Sorry if this is a repeat question but I didn't see an answer that convinced me one way or another.  

So I'm ok with the principle of Qdot = m*cp*delta T.  So far I've been assuming constant specific heat regardless if it's air or water entering a heat exchanger.  If I understand the MERM correctly, you can take an average cp when the temp range of the inlet and outlet is significant or if both temps are high?  There is a post that said to don't assume constant cp and just use the cp for the temp of the inlet since this will have more impact on the system. 

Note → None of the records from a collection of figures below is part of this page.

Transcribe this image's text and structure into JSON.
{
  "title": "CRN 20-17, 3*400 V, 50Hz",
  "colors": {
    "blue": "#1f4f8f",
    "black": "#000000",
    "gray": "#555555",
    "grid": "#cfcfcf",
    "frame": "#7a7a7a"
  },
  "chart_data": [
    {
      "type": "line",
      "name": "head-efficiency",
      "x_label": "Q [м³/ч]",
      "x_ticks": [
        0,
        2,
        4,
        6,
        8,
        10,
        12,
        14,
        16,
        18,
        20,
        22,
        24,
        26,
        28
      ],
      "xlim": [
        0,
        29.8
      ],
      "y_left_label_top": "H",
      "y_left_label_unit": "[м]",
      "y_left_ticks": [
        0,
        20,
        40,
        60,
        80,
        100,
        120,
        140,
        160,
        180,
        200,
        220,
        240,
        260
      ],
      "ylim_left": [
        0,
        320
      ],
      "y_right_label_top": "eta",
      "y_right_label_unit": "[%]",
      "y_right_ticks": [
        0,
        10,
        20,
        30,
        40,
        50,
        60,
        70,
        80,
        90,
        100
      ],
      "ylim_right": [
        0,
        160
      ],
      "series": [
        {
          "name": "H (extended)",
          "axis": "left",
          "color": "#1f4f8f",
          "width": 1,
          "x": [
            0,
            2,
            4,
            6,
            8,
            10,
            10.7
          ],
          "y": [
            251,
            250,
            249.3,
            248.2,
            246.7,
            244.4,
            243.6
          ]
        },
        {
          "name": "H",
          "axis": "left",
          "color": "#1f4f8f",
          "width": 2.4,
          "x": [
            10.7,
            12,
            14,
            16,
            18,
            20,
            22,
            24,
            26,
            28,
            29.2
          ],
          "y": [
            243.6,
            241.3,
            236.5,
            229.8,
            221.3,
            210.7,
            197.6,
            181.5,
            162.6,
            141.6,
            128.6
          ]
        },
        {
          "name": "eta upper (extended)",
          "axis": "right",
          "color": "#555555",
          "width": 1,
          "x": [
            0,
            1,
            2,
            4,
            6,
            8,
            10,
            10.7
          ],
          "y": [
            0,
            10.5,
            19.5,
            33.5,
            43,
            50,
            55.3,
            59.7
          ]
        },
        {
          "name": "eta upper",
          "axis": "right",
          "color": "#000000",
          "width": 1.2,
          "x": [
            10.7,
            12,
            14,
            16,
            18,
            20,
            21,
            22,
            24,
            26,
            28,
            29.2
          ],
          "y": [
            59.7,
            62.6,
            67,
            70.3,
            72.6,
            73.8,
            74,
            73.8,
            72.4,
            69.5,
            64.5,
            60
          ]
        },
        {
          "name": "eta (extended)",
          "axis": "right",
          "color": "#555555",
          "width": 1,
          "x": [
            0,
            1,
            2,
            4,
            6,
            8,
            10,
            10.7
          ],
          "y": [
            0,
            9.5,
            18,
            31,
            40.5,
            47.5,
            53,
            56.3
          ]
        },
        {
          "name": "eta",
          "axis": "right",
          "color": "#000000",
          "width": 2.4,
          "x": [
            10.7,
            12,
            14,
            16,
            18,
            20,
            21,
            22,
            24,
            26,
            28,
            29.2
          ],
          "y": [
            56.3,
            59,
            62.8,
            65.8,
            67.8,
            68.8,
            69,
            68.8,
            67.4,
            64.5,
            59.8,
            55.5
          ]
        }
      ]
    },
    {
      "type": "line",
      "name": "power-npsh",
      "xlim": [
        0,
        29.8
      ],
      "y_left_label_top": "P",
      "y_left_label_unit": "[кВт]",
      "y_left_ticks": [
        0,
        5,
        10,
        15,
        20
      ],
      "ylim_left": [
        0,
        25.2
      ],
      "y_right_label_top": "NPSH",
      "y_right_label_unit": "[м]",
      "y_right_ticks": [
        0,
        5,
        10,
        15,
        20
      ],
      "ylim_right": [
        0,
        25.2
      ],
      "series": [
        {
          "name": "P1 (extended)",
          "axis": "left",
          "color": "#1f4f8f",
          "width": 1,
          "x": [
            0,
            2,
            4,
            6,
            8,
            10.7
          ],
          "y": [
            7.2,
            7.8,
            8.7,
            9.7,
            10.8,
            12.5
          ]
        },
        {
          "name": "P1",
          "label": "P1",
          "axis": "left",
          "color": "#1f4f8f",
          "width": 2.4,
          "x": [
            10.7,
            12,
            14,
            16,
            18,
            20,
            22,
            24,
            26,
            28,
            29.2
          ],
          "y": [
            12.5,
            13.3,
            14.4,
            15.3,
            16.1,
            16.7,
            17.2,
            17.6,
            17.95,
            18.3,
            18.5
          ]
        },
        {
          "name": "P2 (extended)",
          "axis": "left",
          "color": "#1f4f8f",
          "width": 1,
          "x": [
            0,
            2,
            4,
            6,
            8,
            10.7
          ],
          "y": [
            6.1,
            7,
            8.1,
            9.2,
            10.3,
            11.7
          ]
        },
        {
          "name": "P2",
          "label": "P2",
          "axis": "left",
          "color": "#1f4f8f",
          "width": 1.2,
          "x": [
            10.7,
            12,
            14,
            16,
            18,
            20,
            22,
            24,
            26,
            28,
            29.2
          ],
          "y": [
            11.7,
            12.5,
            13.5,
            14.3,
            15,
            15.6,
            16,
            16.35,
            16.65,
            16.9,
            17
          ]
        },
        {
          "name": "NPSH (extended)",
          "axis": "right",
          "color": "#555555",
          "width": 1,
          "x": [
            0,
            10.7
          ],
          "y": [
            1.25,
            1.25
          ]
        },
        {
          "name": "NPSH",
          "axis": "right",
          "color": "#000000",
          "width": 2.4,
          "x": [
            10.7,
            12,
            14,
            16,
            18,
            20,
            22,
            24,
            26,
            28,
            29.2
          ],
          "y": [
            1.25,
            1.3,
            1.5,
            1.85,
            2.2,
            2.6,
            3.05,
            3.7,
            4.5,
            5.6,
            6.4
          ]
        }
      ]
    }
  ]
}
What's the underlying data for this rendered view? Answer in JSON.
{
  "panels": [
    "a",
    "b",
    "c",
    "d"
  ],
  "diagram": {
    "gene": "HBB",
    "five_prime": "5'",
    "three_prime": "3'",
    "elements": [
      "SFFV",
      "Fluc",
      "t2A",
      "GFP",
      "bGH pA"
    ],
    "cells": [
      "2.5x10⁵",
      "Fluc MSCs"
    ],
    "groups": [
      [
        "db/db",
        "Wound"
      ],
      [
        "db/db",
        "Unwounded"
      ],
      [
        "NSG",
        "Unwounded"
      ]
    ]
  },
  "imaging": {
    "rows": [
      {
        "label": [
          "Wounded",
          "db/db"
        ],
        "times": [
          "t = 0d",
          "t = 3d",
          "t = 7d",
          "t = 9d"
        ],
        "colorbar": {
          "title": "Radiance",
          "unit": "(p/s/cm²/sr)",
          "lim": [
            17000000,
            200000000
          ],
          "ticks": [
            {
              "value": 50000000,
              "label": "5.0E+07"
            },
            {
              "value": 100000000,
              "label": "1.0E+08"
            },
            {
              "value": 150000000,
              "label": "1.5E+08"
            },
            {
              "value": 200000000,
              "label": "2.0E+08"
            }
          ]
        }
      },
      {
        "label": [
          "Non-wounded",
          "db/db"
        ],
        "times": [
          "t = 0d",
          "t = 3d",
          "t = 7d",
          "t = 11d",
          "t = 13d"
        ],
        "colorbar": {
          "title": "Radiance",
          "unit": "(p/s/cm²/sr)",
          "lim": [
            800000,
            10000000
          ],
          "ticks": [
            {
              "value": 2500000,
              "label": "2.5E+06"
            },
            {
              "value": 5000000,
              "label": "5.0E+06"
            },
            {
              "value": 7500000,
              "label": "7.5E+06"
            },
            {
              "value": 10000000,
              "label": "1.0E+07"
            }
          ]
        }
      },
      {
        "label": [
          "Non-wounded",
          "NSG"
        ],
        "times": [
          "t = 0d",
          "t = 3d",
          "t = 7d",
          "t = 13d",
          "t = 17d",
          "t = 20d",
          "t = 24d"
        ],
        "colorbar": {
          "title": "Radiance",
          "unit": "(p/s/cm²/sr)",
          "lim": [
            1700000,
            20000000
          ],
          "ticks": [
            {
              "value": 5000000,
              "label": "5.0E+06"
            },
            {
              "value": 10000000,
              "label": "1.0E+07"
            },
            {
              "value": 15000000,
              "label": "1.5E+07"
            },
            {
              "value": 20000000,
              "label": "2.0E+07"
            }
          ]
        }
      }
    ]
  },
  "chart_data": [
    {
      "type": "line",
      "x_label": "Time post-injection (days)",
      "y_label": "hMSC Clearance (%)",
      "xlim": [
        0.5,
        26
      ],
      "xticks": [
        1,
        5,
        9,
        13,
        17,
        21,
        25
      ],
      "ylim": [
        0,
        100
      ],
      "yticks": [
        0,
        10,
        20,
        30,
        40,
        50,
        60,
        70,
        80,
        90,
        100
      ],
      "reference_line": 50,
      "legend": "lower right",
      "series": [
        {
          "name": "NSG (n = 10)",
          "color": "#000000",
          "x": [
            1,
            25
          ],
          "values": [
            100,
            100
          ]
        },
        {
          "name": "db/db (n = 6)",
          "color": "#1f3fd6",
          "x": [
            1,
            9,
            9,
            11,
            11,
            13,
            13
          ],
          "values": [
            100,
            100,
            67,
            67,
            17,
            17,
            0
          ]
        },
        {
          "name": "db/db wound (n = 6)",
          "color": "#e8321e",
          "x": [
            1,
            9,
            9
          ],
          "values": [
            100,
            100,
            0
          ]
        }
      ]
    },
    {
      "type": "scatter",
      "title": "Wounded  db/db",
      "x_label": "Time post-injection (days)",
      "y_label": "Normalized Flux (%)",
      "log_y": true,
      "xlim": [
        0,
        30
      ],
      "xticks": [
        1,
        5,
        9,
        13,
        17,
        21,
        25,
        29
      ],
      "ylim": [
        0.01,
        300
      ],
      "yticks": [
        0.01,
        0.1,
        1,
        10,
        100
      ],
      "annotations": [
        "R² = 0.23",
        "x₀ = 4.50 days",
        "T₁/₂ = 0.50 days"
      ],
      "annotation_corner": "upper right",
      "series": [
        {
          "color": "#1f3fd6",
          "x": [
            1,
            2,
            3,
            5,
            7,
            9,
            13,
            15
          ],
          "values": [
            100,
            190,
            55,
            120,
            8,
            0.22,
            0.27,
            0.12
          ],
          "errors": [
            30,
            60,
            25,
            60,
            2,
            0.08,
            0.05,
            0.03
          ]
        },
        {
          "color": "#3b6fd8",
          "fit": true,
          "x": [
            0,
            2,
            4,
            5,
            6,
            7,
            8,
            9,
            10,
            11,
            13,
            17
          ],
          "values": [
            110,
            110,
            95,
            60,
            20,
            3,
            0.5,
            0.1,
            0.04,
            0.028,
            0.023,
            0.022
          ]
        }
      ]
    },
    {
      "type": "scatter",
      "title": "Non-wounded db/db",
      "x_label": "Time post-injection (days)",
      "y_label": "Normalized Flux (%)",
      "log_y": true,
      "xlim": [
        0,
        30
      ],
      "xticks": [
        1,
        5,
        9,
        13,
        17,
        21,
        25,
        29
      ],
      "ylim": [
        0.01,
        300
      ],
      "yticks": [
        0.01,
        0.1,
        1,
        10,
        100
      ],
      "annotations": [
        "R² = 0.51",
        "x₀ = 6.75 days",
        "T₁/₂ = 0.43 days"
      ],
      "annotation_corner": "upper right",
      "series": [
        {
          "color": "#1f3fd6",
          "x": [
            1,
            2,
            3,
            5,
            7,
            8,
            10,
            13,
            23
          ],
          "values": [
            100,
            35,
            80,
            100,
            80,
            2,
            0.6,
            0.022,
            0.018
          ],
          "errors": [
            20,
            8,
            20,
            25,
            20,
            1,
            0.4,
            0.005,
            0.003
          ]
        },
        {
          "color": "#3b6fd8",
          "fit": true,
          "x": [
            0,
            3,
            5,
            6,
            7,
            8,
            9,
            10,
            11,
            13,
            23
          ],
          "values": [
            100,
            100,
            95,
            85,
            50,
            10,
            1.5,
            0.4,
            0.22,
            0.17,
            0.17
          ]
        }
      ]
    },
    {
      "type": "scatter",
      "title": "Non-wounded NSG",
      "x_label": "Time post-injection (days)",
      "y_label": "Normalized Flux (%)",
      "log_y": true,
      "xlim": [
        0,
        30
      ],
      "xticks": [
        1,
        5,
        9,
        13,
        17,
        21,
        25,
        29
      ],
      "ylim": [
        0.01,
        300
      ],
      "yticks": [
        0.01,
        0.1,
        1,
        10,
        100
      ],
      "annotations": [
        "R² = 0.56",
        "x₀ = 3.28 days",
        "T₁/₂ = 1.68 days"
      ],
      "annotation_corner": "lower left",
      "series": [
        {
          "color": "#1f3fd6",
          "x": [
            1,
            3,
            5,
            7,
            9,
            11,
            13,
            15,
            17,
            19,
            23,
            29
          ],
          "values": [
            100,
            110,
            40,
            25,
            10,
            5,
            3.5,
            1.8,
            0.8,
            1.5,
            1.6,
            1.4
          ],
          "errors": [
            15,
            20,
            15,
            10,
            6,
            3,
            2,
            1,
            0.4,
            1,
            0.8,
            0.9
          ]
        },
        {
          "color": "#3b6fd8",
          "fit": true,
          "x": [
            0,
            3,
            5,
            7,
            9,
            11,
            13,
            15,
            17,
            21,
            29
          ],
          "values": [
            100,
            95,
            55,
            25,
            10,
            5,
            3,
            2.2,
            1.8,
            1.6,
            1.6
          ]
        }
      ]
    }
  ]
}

There are problems in the NCEES exams where they give you the specific heat and It looks like the other problems where they don't give you this info, they assumed constant specific heat.  So is it good assumption to assume constant specific heat when they don't give you the value in the problem? or what?

The solution for problem #514 uses the constant cp of 1 for water.  Their answer is roughly 32,000.  If use the cp for the average, 1.19, my answer is roughly 38,000.  If i use a cp at the inlet of 460 of about 1.12, I get 35,996.  The answer choice given is 35,000.

Right not, I will assume a constant cp unless someone more informed tells me otherwise.


----------



## Audi Driver P.E. (Oct 13, 2016)

In most cases it's correct to assume a constant specific heat.  And if it is given in the problem it's pretty safe to assume that is the value they want you to use.  For the most part specific heat doesn't change a lot.  Even if you were to use the Cp of 1.19, the closest answer in this problem is still B.  The test writers take that into consideration when giving answer choices.


----------